Selim był na mnie zły. Wiedział co się na prawdę stało, ale chciał abym to ja mu wszystko  opowiedziała.

- Dobrze. Bo jak dowiedziałam się, że Dilsah spodziewa się dziecka wpadłam w szał. Rozkazałam Esmie je zabić. Dałam jej substancję poronną, którą ma wlać do jedzenia Dilsah. W nocy dręczyły mnie ataki sumienia. Nie umiałam sobie z tym poradzić. Prosiłam boga żeby ta substancja nie zadziałała. Nazajutrz okazało się, że Esma wlała wodę, a tą substancję schowała. Byłam szczęśliwa, że dziecku nic się nie stało. Do mojej komnaty wpadła Dilsah i rzuciła się na mnie. Oskarżała mnie o śmierć dziecka. Ale ono przecież żyje. Później zjawiłeś się ty.

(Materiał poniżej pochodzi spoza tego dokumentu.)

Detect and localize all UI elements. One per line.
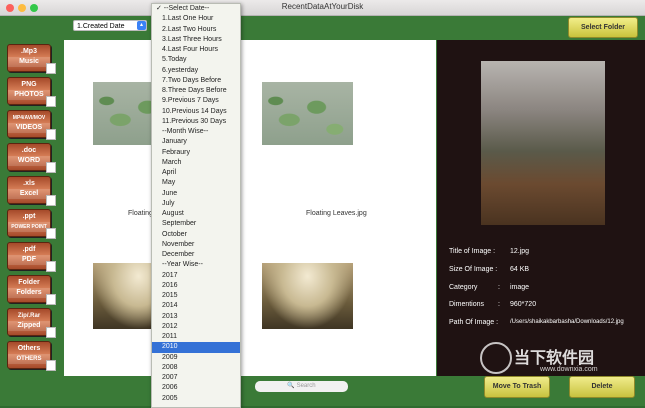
category-powerpoint-button[interactable]: .ppt POWER POINT: [7, 209, 56, 239]
select-folder-button[interactable]: Select Folder: [568, 17, 638, 38]
dimensions-separator: :: [498, 301, 500, 308]
dropdown-option[interactable]: 8.Three Days Before: [152, 86, 240, 96]
dropdown-option[interactable]: 5.Today: [152, 55, 240, 65]
dropdown-option[interactable]: 2006: [152, 383, 240, 393]
dropdown-option[interactable]: 2009: [152, 353, 240, 363]
dropdown-option[interactable]: 4.Last Four Hours: [152, 45, 240, 55]
category-separator: :: [498, 284, 500, 291]
category-videos-button[interactable]: MP4/AVI/MOV VIDEOS: [7, 110, 56, 140]
category-music-button[interactable]: .Mp3 Music: [7, 44, 56, 74]
dropdown-option[interactable]: 9.Previous 7 Days: [152, 96, 240, 106]
watermark-logo-icon: [480, 342, 512, 374]
dropdown-option[interactable]: 2007: [152, 373, 240, 383]
category-excel-button[interactable]: .xls Excel: [7, 176, 56, 206]
dropdown-option[interactable]: August: [152, 209, 240, 219]
dropdown-option[interactable]: December: [152, 250, 240, 260]
thumbnail-caption: Floating Leaves.jpg: [306, 210, 367, 217]
dropdown-option[interactable]: 2013: [152, 312, 240, 322]
category-sidebar: .Mp3 Music PNG PHOTOS MP4/AVI/MOV VIDEOS…: [3, 44, 59, 374]
search-icon: 🔍: [287, 383, 295, 389]
dropdown-option[interactable]: --Year Wise--: [152, 260, 240, 270]
dropdown-option[interactable]: Febraury: [152, 148, 240, 158]
dropdown-option[interactable]: ✓ --Select Date--: [152, 4, 240, 14]
file-badge-icon: [46, 162, 56, 173]
file-badge-icon: [46, 360, 56, 371]
watermark: 当下软件园 www.downxia.com: [480, 342, 620, 374]
file-badge-icon: [46, 195, 56, 206]
dimensions-label: Dimentions: [449, 301, 485, 308]
date-filter-dropdown: ✓ --Select Date-- 1.Last One Hour 2.Last T…: [151, 3, 241, 408]
dropdown-option[interactable]: 2014: [152, 301, 240, 311]
watermark-text: 当下软件园: [514, 350, 595, 367]
window-title: RecentDataAtYourDisk: [281, 2, 364, 11]
category-value: image: [510, 284, 530, 291]
dropdown-option[interactable]: April: [152, 168, 240, 178]
title-bar: RecentDataAtYourDisk: [0, 0, 645, 16]
date-filter-select[interactable]: 1.Created Date ▴: [73, 20, 147, 31]
dropdown-option[interactable]: November: [152, 240, 240, 250]
file-badge-icon: [46, 228, 56, 239]
dropdown-option[interactable]: July: [152, 199, 240, 209]
category-pdf-button[interactable]: .pdf PDF: [7, 242, 56, 272]
category-folders-button[interactable]: Folder Folders: [7, 275, 56, 305]
category-label: Category: [449, 284, 478, 291]
dropdown-option[interactable]: 10.Previous 14 Days: [152, 107, 240, 117]
dropdown-option[interactable]: October: [152, 230, 240, 240]
dropdown-option[interactable]: March: [152, 158, 240, 168]
dropdown-option[interactable]: 2005: [152, 394, 240, 404]
dropdown-option[interactable]: 7.Two Days Before: [152, 76, 240, 86]
date-filter-value: 1.Created Date: [77, 23, 125, 30]
category-others-button[interactable]: Others OTHERS: [7, 341, 56, 371]
path-value: /Users/shaikakbarbasha/Downloads/12.jpg: [510, 319, 624, 325]
category-photos-button[interactable]: PNG PHOTOS: [7, 77, 56, 107]
dimensions-value: 960*720: [510, 301, 537, 308]
dropdown-option[interactable]: 2010: [152, 342, 240, 353]
dropdown-option[interactable]: 2011: [152, 332, 240, 342]
path-label: Path Of Image :: [449, 319, 499, 326]
dropdown-option[interactable]: 2015: [152, 291, 240, 301]
file-badge-icon: [46, 327, 56, 338]
dropdown-option[interactable]: 2016: [152, 281, 240, 291]
dropdown-option[interactable]: 11.Previous 30 Days: [152, 117, 240, 127]
dropdown-option[interactable]: 2.Last Two Hours: [152, 25, 240, 35]
dropdown-option[interactable]: 2017: [152, 271, 240, 281]
file-badge-icon: [46, 129, 56, 140]
dropdown-option[interactable]: 1.Last One Hour: [152, 14, 240, 24]
dropdown-option[interactable]: June: [152, 189, 240, 199]
dropdown-option[interactable]: --Month Wise--: [152, 127, 240, 137]
select-arrows-icon: ▴: [137, 21, 146, 30]
dropdown-option[interactable]: 2012: [152, 322, 240, 332]
size-value: 64 KB: [510, 266, 530, 273]
dropdown-option[interactable]: 3.Last Three Hours: [152, 35, 240, 45]
dropdown-option[interactable]: January: [152, 137, 240, 147]
thumbnail-image[interactable]: [262, 263, 353, 329]
watermark-url: www.downxia.com: [540, 366, 598, 373]
file-badge-icon: [46, 96, 56, 107]
thumbnail-image[interactable]: [262, 82, 353, 145]
category-word-button[interactable]: .doc WORD: [7, 143, 56, 173]
search-input[interactable]: 🔍 Search: [255, 381, 348, 392]
dropdown-option[interactable]: September: [152, 219, 240, 229]
dropdown-option[interactable]: 2008: [152, 363, 240, 373]
dropdown-option[interactable]: May: [152, 178, 240, 188]
move-to-trash-button[interactable]: Move To Trash: [484, 376, 550, 398]
title-label: Title of Image :: [449, 248, 496, 255]
title-value: 12.jpg: [510, 248, 530, 255]
file-badge-icon: [46, 63, 56, 74]
preview-image: [481, 61, 605, 225]
delete-button[interactable]: Delete: [569, 376, 635, 398]
file-badge-icon: [46, 294, 56, 305]
dropdown-option[interactable]: 6.yesterday: [152, 66, 240, 76]
file-badge-icon: [46, 261, 56, 272]
size-label: Size Of Image :: [449, 266, 498, 273]
category-zipped-button[interactable]: Zip/.Rar Zipped: [7, 308, 56, 338]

- Dobrze. Mam nadzieję, że mówisz prawdę. Tym razem nic się nie stało, ale wierzę, że to dla ciebie nauczka. Mam nadzieję, że więcej już czegoś podobnego nie zrobisz.

- Nawet nie spróbuje.

- Dobrze. Idź już.

Wyszłam. Na szczęście rozmowa nie była aż taka zła. Selim mi wybaczył. Kiedy wracałam do komnaty podbiegła do mnie Esma i powiedziała, że dziecko Dilsah żyje. Wiem, że to dziwne, ale cieszyłam się. Chciałam żeby urodziła. Nie koniecznie księcia, ale córeczkę jak najbardziej. Może zostanie szczęśliwą matką i dostanie najpiękniejszy dar od boga - dziecko. A mój Murad zyska brata lub siostrę. Wiem, że to dziecko wynikło ze zdrady. Selim obiecał mi, że nie będzie żadnej innej kobiety niż ja. Złamał jednak tą obietnicę współżyjąc z Dilsah. Owocem tego jest dziecko, które nosi w swoim łonie. Zdecydowałam, że pozwolę jej zostać matką. Byleby tylko tylko nie nakręcała swojego dziecka przeciwko mnie czy Muradiwi. To by było nieładne, ale raczej tak się stanie. To jest cała Dilsah. Jestem na to przygotowana.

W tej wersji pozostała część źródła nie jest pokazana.